Inspect what you expect!
All inspections have one purpose: to provide feedback to commanders so they can make decisions that will improve the Army. The focus must remain on measuring compliance against established standards to ensure that the Army—as a whole—can function effectively in its combat role. Inspections must provide practical and accurate feedback that allows the commander to make informed decisions in a timely manner.
For an inspection to be purposeful an inspection must be— (1) Related to mission accomplishment, (2) Tailored to meet the commander’s needs while remaining relevant and responsive. Inspections must provide practical and accurate feedback that allows the commander to make informed decisions in a timely manner, (3) Performance oriented and start with an evaluation against a recognized standard to identify compliance with that standard, and (4) Capable of identifying and analyzing process improvement opportunities that will increase performance, support transformation, and reduce risks.
The proper coordination of inspections precludes inspection redundancies, complements other inspection activities, and minimizes the inspection burden on subordinate organizations.

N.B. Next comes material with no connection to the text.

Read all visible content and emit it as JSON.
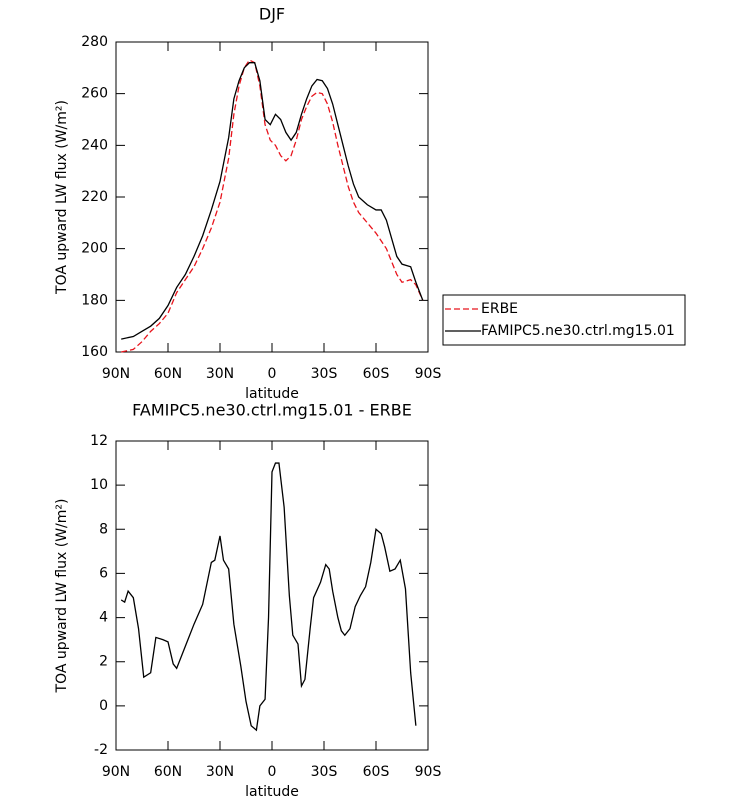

Inspections are critical because they provide the commander/TAG with accurate and timely feedback and a written record of the results. Inspection results include— (1) The identification of root causes, (2) The identification of strengths and weaknesses, (3) The implementation of corrective actions, and (4) The sharing of inspection results.
Teaching and training is an essential element of all inspections (aka instructive). No inspection is complete if the units or agencies inspected have not learned about goals and standards and how to achieve them.
Inspections expend valuable resources and are not complete unless the inspecting unit or agency develops and executes a follow-up inspection or plan to ensure the implementation of corrective actions.